- Known for: Being accused of witchcraft in 1729
- Criminal charge: Witchcraft
- Relatives: Ole Alvern (brother)

= Brita Alvern =

Norwegian woman accused of witchcraft

Brita Alvern was an alleged Norwegian witch. She was accused of sorcery in 1729, in one of the last witch trials in Scandinavia. As the documentation of the trial is incomplete, it is unknown whether she was executed or not. Her trial is regarded as notable, as it illustrates the witch trials at the outbreak of a new age and a conflict between a public that still believed in witches and authorities that had become skeptical despite the law.

==The case==
Brita Alvern was put on trial and accused of witchcraft at Indredale Skipreide in Sunnfjord on 19 February 1729. She was reported by the bailiff Hugo Friderich Mortensen upon the request of the parish vicar and the public. She denied the charges. When the bailiff applied to the higher court for permission to pursue the case further, he was met with the reply that if he wished to do so, he must do so on his own responsibility and risk his reputation, because witch trials were nonsense which were infamous for having led to the condemnation of innocent in the past. The bailiff had the support of the church, which he pointed out, but was met with the reply that the church was not to be involved in such matters.

Nevertheless, on 9 August 1729, Alvern was put on trial, now together with her brother Ole.

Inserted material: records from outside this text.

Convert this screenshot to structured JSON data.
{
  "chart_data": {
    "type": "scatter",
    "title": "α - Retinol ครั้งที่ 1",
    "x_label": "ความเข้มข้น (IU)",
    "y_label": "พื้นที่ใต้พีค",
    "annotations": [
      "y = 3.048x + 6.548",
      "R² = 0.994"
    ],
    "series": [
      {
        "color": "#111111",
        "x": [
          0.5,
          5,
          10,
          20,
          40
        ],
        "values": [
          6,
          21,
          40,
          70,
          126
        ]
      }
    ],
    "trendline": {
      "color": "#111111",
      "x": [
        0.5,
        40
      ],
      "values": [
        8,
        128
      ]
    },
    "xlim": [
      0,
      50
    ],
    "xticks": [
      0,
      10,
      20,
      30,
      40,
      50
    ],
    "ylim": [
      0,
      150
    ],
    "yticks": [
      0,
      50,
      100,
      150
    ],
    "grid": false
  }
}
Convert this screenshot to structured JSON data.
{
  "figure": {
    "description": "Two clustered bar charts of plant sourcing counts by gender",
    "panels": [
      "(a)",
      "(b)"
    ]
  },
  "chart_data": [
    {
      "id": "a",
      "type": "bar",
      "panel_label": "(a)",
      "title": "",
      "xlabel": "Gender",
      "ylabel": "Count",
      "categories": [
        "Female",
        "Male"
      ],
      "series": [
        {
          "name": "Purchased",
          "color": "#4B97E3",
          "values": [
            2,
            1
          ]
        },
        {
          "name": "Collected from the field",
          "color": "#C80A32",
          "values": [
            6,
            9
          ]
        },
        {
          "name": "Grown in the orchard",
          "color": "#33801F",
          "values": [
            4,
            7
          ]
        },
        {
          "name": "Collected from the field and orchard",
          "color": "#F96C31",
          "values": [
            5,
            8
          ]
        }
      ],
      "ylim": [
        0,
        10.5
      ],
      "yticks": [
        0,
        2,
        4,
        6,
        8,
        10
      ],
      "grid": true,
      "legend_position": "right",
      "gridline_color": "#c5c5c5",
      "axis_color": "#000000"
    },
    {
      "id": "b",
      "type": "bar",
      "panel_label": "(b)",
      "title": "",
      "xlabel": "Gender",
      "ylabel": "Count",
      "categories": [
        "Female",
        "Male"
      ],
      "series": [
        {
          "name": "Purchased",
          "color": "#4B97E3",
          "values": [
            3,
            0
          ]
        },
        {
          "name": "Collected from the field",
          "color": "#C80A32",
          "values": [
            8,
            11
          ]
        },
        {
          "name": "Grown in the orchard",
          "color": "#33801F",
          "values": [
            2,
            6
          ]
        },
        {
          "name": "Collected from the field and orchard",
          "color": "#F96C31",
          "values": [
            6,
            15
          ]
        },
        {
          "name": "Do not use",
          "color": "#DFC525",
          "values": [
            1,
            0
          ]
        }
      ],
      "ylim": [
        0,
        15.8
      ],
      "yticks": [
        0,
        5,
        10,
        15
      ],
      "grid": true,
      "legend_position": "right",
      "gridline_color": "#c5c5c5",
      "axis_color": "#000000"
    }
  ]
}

This time, Brita Alvern confessed to having met Satan in the shape of a human with red claws, who had given her the ability to inflict sickness upon humans and animals, while Ole confessed to having been given the ability to cure gout and bleeding. The bailiff again applied to the higher authority to pursue the case further. This time, he was met with the reply that if it was necessary to continue, he should do it quickly.

It is not known what happened after this, because the documents of the rest of the trial are missing. As Brita and Ole had confessed to their guilt, they were might have been sentenced to death. If so, they were likely the last people in Norway to have been executed for sorcery. The next year a woman named Siri Jørgensdatter confessed to being a witch, but the court decided that Siri Jørgensdatter had made up the story, and the case was therefore dismissed. The same could have happened to Brita and Ole.

==Context==
This was not the last witch trial in Norway: in 1732, six people in Romsdalen county were sentenced for sorcery, though they were not executed, and in 1754, Susanne Monsdatter was tried in Hordaland. The 18th-century Norwegian witch trials, however, either did not lead to death sentences, or the documentation appears to have been missing. The last confirmed execution for sorcery in Norway was that of Johanne Nilsdatter in Kvæfjord in Troms in 1695.